Member of Andhra Pradesh Legislative Assembly
- In office 20 May 2004 – 25 May 2009
- Preceded by: Bhadraiah Sreeram
- Succeeded by: Maloth Kavitha
- Constituency: Mahabubabad

Personal details
- Born: 1960 (age 65–66) Arpanapalle, Kesamudram Mandal, Mahabubabad District, Telangana
- Party: Indian National Congress
- Other political affiliations: Telugu Desam Party
- Spouse: Vijaya Lakshmi
- Children: Dr Krishna Bhargava Vem, Krishna Keerthan Vem
- Parent(s): Vem Chenna Krishna Reddy, Venkatamma
- Education: B.A

= Vem Narender Reddy =

Indian politician

Vem Narender Reddy is an Indian politician from Telangana. He is a member of the Indian National Congress (INC) and serves as a Member of Parliament in the Rajya Sabha, the Upper House of the Parliament of India, representing Telangana. He previously served as a Member of the Andhra Pradesh Legislative Assembly, representing the Mahabubabad Assembly constituency. He is a senior leader of the Indian National Congress.

==Political career==
Vem Narender Reddy started his political journey with the Telugu Desam Party and contested elections from Mahabubabad Assembly constituency in 2004 Assembly polls and elected as MLA. He Unsuccessfully contested by elections held in 2010 for Warangal West Assembly constituency. In 2015 he contested as MLC under TDP ticket and lost.

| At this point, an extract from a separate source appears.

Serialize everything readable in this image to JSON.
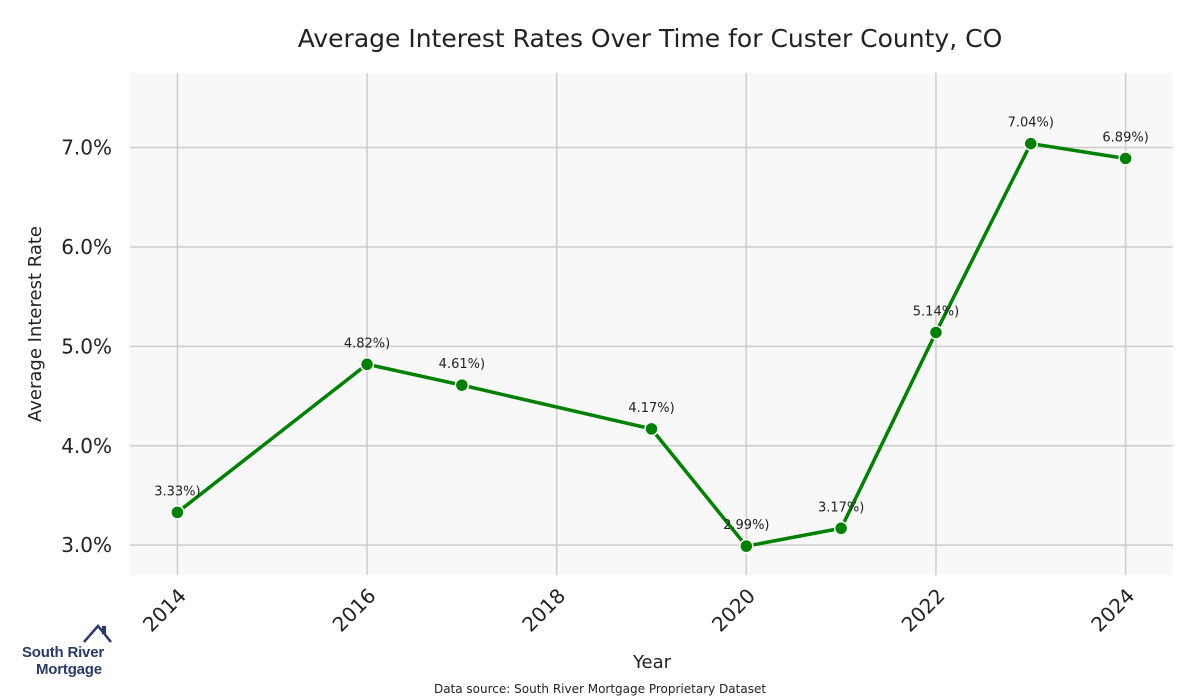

Narender Reddy resigned from the primary membership From TDP party 28 October 2017 later joined the Indian National Congress on 31 October 2017 along with Revanth Reddy in the presence of AICC Vice-president Rahul Gandhi at New Delhi. On 26 June 2021, he was appointed as vice president of Telangana Pradesh Congress Committee (TPCC).

Narender Reddy have been appointed as coordination and administration, Election Commission rules and regulations, calendar programmer and intimations and organization and coordination with DCC presidents and mandal committees in 2023 Assembly Elections. He was appointed as Advisor to Chief Minister (Public Affairs) by Government of Telangana in the rank and status of Minister of State in the state on 20 January 2024.

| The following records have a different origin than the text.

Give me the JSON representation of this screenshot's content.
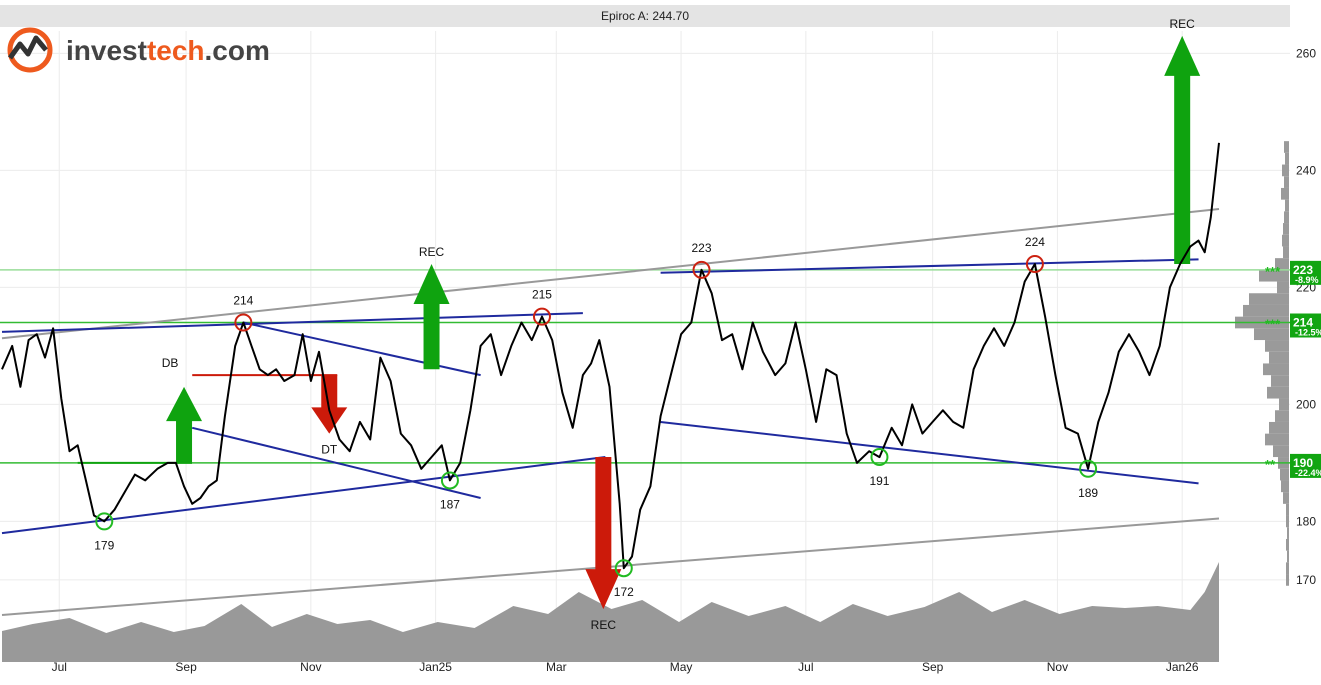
{
  "header": {
    "title": "Epiroc A: 244.70"
  },
  "logo": {
    "text_prefix": "invest",
    "text_accent": "tech",
    "text_suffix": ".com"
  },
  "colors": {
    "price": "#000000",
    "trend_blue": "#1f2a9e",
    "channel_gray": "#999999",
    "support_green": "#22bb22",
    "resist_red": "#cc2211",
    "arrow_green": "#0fa30f",
    "arrow_red": "#cc1a0a",
    "volume": "#999999",
    "logo_orange": "#ee5a1e"
  },
  "chart_data": {
    "type": "line",
    "title": "Epiroc A: 244.70",
    "ylim": [
      162,
      266
    ],
    "y_ticks": [
      170,
      180,
      200,
      220,
      240,
      260
    ],
    "x_ticks": [
      "Jul",
      "Sep",
      "Nov",
      "Jan25",
      "Mar",
      "May",
      "Jul",
      "Sep",
      "Nov",
      "Jan26"
    ],
    "x_tick_dates": [
      "2024-07-01",
      "2024-09-01",
      "2024-11-01",
      "2025-01-01",
      "2025-03-01",
      "2025-05-01",
      "2025-07-01",
      "2025-09-01",
      "2025-11-01",
      "2026-01-01"
    ],
    "series": [
      {
        "values": [
          [
            "2024-06-03",
            206
          ],
          [
            "2024-06-08",
            210
          ],
          [
            "2024-06-12",
            203
          ],
          [
            "2024-06-16",
            211
          ],
          [
            "2024-06-20",
            212
          ],
          [
            "2024-06-24",
            208
          ],
          [
            "2024-06-28",
            213
          ],
          [
            "2024-07-02",
            201
          ],
          [
            "2024-07-06",
            192
          ],
          [
            "2024-07-10",
            193
          ],
          [
            "2024-07-14",
            187
          ],
          [
            "2024-07-18",
            181
          ],
          [
            "2024-07-23",
            180
          ],
          [
            "2024-07-28",
            182
          ],
          [
            "2024-08-02",
            185
          ],
          [
            "2024-08-07",
            188
          ],
          [
            "2024-08-12",
            187
          ],
          [
            "2024-08-18",
            189
          ],
          [
            "2024-08-23",
            190
          ],
          [
            "2024-08-27",
            190
          ],
          [
            "2024-08-31",
            186
          ],
          [
            "2024-09-04",
            183
          ],
          [
            "2024-09-08",
            184
          ],
          [
            "2024-09-12",
            186
          ],
          [
            "2024-09-16",
            187
          ],
          [
            "2024-09-20",
            198
          ],
          [
            "2024-09-25",
            210
          ],
          [
            "2024-09-29",
            214
          ],
          [
            "2024-10-03",
            210
          ],
          [
            "2024-10-07",
            206
          ],
          [
            "2024-10-11",
            205
          ],
          [
            "2024-10-15",
            206
          ],
          [
            "2024-10-19",
            204
          ],
          [
            "2024-10-24",
            205
          ],
          [
            "2024-10-28",
            212
          ],
          [
            "2024-11-01",
            204
          ],
          [
            "2024-11-05",
            209
          ],
          [
            "2024-11-10",
            199
          ],
          [
            "2024-11-15",
            194
          ],
          [
            "2024-11-20",
            192
          ],
          [
            "2024-11-25",
            197
          ],
          [
            "2024-11-30",
            194
          ],
          [
            "2024-12-05",
            208
          ],
          [
            "2024-12-10",
            204
          ],
          [
            "2024-12-15",
            195
          ],
          [
            "2024-12-20",
            193
          ],
          [
            "2024-12-25",
            189
          ],
          [
            "2024-12-30",
            191
          ],
          [
            "2025-01-04",
            193
          ],
          [
            "2025-01-08",
            187
          ],
          [
            "2025-01-13",
            190
          ],
          [
            "2025-01-18",
            199
          ],
          [
            "2025-01-23",
            210
          ],
          [
            "2025-01-28",
            212
          ],
          [
            "2025-02-02",
            205
          ],
          [
            "2025-02-07",
            210
          ],
          [
            "2025-02-12",
            214
          ],
          [
            "2025-02-17",
            211
          ],
          [
            "2025-02-22",
            215
          ],
          [
            "2025-02-27",
            211
          ],
          [
            "2025-03-04",
            202
          ],
          [
            "2025-03-09",
            196
          ],
          [
            "2025-03-14",
            205
          ],
          [
            "2025-03-18",
            207
          ],
          [
            "2025-03-22",
            211
          ],
          [
            "2025-03-27",
            203
          ],
          [
            "2025-04-01",
            183
          ],
          [
            "2025-04-03",
            172
          ],
          [
            "2025-04-07",
            174
          ],
          [
            "2025-04-11",
            182
          ],
          [
            "2025-04-16",
            186
          ],
          [
            "2025-04-21",
            198
          ],
          [
            "2025-04-26",
            205
          ],
          [
            "2025-05-01",
            212
          ],
          [
            "2025-05-06",
            214
          ],
          [
            "2025-05-11",
            223
          ],
          [
            "2025-05-16",
            219
          ],
          [
            "2025-05-21",
            211
          ],
          [
            "2025-05-26",
            212
          ],
          [
            "2025-05-31",
            206
          ],
          [
            "2025-06-05",
            214
          ],
          [
            "2025-06-10",
            209
          ],
          [
            "2025-06-16",
            205
          ],
          [
            "2025-06-21",
            207
          ],
          [
            "2025-06-26",
            214
          ],
          [
            "2025-07-01",
            206
          ],
          [
            "2025-07-06",
            197
          ],
          [
            "2025-07-11",
            206
          ],
          [
            "2025-07-16",
            205
          ],
          [
            "2025-07-21",
            195
          ],
          [
            "2025-07-26",
            190
          ],
          [
            "2025-08-01",
            192
          ],
          [
            "2025-08-06",
            191
          ],
          [
            "2025-08-12",
            196
          ],
          [
            "2025-08-17",
            193
          ],
          [
            "2025-08-22",
            200
          ],
          [
            "2025-08-27",
            195
          ],
          [
            "2025-09-01",
            197
          ],
          [
            "2025-09-06",
            199
          ],
          [
            "2025-09-11",
            197
          ],
          [
            "2025-09-16",
            196
          ],
          [
            "2025-09-21",
            206
          ],
          [
            "2025-09-26",
            210
          ],
          [
            "2025-10-01",
            213
          ],
          [
            "2025-10-06",
            210
          ],
          [
            "2025-10-11",
            214
          ],
          [
            "2025-10-16",
            221
          ],
          [
            "2025-10-21",
            224
          ],
          [
            "2025-10-26",
            215
          ],
          [
            "2025-10-31",
            205
          ],
          [
            "2025-11-05",
            196
          ],
          [
            "2025-11-11",
            195
          ],
          [
            "2025-11-16",
            189
          ],
          [
            "2025-11-21",
            197
          ],
          [
            "2025-11-26",
            202
          ],
          [
            "2025-12-01",
            209
          ],
          [
            "2025-12-06",
            212
          ],
          [
            "2025-12-11",
            209
          ],
          [
            "2025-12-16",
            205
          ],
          [
            "2025-12-21",
            210
          ],
          [
            "2025-12-26",
            220
          ],
          [
            "2025-12-31",
            224
          ],
          [
            "2026-01-05",
            227
          ],
          [
            "2026-01-09",
            228
          ],
          [
            "2026-01-12",
            226
          ],
          [
            "2026-01-15",
            232
          ],
          [
            "2026-01-19",
            244.7
          ]
        ]
      }
    ],
    "volume": [
      [
        "2024-06-03",
        0.31
      ],
      [
        "2024-06-18",
        0.38
      ],
      [
        "2024-07-06",
        0.44
      ],
      [
        "2024-07-24",
        0.29
      ],
      [
        "2024-08-10",
        0.4
      ],
      [
        "2024-08-26",
        0.3
      ],
      [
        "2024-09-10",
        0.36
      ],
      [
        "2024-09-28",
        0.58
      ],
      [
        "2024-10-13",
        0.35
      ],
      [
        "2024-10-30",
        0.48
      ],
      [
        "2024-11-14",
        0.38
      ],
      [
        "2024-11-30",
        0.42
      ],
      [
        "2024-12-16",
        0.3
      ],
      [
        "2025-01-02",
        0.4
      ],
      [
        "2025-01-20",
        0.34
      ],
      [
        "2025-02-08",
        0.56
      ],
      [
        "2025-02-25",
        0.48
      ],
      [
        "2025-03-12",
        0.7
      ],
      [
        "2025-03-28",
        0.53
      ],
      [
        "2025-04-12",
        0.62
      ],
      [
        "2025-04-30",
        0.4
      ],
      [
        "2025-05-16",
        0.6
      ],
      [
        "2025-06-03",
        0.46
      ],
      [
        "2025-06-21",
        0.56
      ],
      [
        "2025-07-08",
        0.4
      ],
      [
        "2025-07-24",
        0.58
      ],
      [
        "2025-08-10",
        0.46
      ],
      [
        "2025-08-28",
        0.55
      ],
      [
        "2025-09-14",
        0.7
      ],
      [
        "2025-09-30",
        0.5
      ],
      [
        "2025-10-16",
        0.62
      ],
      [
        "2025-11-02",
        0.48
      ],
      [
        "2025-11-18",
        0.56
      ],
      [
        "2025-12-04",
        0.54
      ],
      [
        "2025-12-20",
        0.56
      ],
      [
        "2026-01-05",
        0.52
      ],
      [
        "2026-01-12",
        0.7
      ],
      [
        "2026-01-19",
        1.0
      ]
    ],
    "volume_profile": [
      [
        170,
        3
      ],
      [
        172,
        3
      ],
      [
        174,
        2
      ],
      [
        176,
        3
      ],
      [
        178,
        2
      ],
      [
        180,
        3
      ],
      [
        182,
        3
      ],
      [
        184,
        6
      ],
      [
        186,
        8
      ],
      [
        188,
        9
      ],
      [
        190,
        11
      ],
      [
        192,
        16
      ],
      [
        194,
        24
      ],
      [
        196,
        20
      ],
      [
        198,
        14
      ],
      [
        200,
        10
      ],
      [
        202,
        22
      ],
      [
        204,
        18
      ],
      [
        206,
        26
      ],
      [
        208,
        20
      ],
      [
        210,
        24
      ],
      [
        212,
        35
      ],
      [
        214,
        54
      ],
      [
        216,
        46
      ],
      [
        218,
        40
      ],
      [
        220,
        12
      ],
      [
        222,
        30
      ],
      [
        224,
        14
      ],
      [
        226,
        6
      ],
      [
        228,
        7
      ],
      [
        230,
        6
      ],
      [
        232,
        5
      ],
      [
        234,
        4
      ],
      [
        236,
        8
      ],
      [
        238,
        5
      ],
      [
        240,
        7
      ],
      [
        242,
        4
      ],
      [
        244,
        5
      ]
    ],
    "channel_lines": [
      {
        "from": [
          "2024-06-03",
          211.3
        ],
        "to": [
          "2026-01-19",
          233.4
        ]
      },
      {
        "from": [
          "2024-06-03",
          164.0
        ],
        "to": [
          "2026-01-19",
          180.5
        ]
      }
    ],
    "trend_lines": [
      {
        "from": [
          "2024-06-03",
          212.4
        ],
        "to": [
          "2025-03-14",
          215.6
        ]
      },
      {
        "from": [
          "2024-09-29",
          214.0
        ],
        "to": [
          "2025-01-23",
          205.0
        ]
      },
      {
        "from": [
          "2024-09-04",
          196.0
        ],
        "to": [
          "2025-01-23",
          184.0
        ]
      },
      {
        "from": [
          "2024-06-03",
          178.0
        ],
        "to": [
          "2025-03-25",
          191.0
        ]
      },
      {
        "from": [
          "2025-04-21",
          197.0
        ],
        "to": [
          "2026-01-09",
          186.5
        ]
      },
      {
        "from": [
          "2025-04-21",
          222.5
        ],
        "to": [
          "2026-01-09",
          224.8
        ]
      }
    ],
    "support_resistance": [
      {
        "value": 223,
        "label": "223",
        "pct": "-8.9%",
        "stars": "***",
        "line_color": "#99dd99"
      },
      {
        "value": 214,
        "label": "214",
        "pct": "-12.5%",
        "stars": "***",
        "line_color": "#33bb33"
      },
      {
        "value": 190,
        "label": "190",
        "pct": "-22.4%",
        "stars": "**",
        "line_color": "#33bb33"
      }
    ],
    "extrema": [
      {
        "date": "2024-07-23",
        "value": 180,
        "label": "179",
        "kind": "low"
      },
      {
        "date": "2024-09-29",
        "value": 214,
        "label": "214",
        "kind": "high"
      },
      {
        "date": "2025-01-08",
        "value": 187,
        "label": "187",
        "kind": "low"
      },
      {
        "date": "2025-02-22",
        "value": 215,
        "label": "215",
        "kind": "high"
      },
      {
        "date": "2025-04-03",
        "value": 172,
        "label": "172",
        "kind": "low"
      },
      {
        "date": "2025-05-11",
        "value": 223,
        "label": "223",
        "kind": "high"
      },
      {
        "date": "2025-08-06",
        "value": 191,
        "label": "191",
        "kind": "low"
      },
      {
        "date": "2025-10-21",
        "value": 224,
        "label": "224",
        "kind": "high"
      },
      {
        "date": "2025-11-16",
        "value": 189,
        "label": "189",
        "kind": "low"
      }
    ],
    "signals": [
      {
        "label": "DB",
        "direction": "up",
        "date": "2024-08-31",
        "from": 190,
        "to": 203,
        "baseline_from": "2024-07-10"
      },
      {
        "label": "DT",
        "direction": "down",
        "date": "2024-11-10",
        "from": 205,
        "to": 195,
        "baseline_from": "2024-09-04"
      },
      {
        "label": "REC",
        "direction": "up",
        "date": "2024-12-30",
        "from": 206,
        "to": 224
      },
      {
        "label": "REC",
        "direction": "down",
        "date": "2025-03-24",
        "from": 191,
        "to": 165
      },
      {
        "label": "REC",
        "direction": "up",
        "date": "2026-01-01",
        "from": 224,
        "to": 263
      }
    ]
  }
}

On 4 March 2026, Vem Narender Reddy was announced as the Congress party candidate from Telangana for the 2026 Rajya Sabha elections, which he won unopposed.

==Elections contested==
===Andhra Pradesh Legislative Assembly===

| Year | Constituency | Result | Opposition Candidate | Opposition Party | Ref |
|---|---|---|---|---|---|
| 2004 | Mahabubabad | Won | Jannareddy Bharath Chand Reddy | Janata Party |  |
| 2010 | Warangal West | Lost | Dasyam Vinay Bhaskar | TRS |  |
| 2015 | MLA Quota (MLC) | Lost |  |  |  |

==Controversies==
A case was registered against him in connection with the cash for vote scam on 30 May 2015. When he was contesting as MLC from TDP, the other TDP MLA Revanth Reddy caught by the Anti-Corruption Bureau (ACB) officials while he was trying to give cash to the Nominated MLA Elvis Stephenson for voting in Favour of Vem Narender Reddy.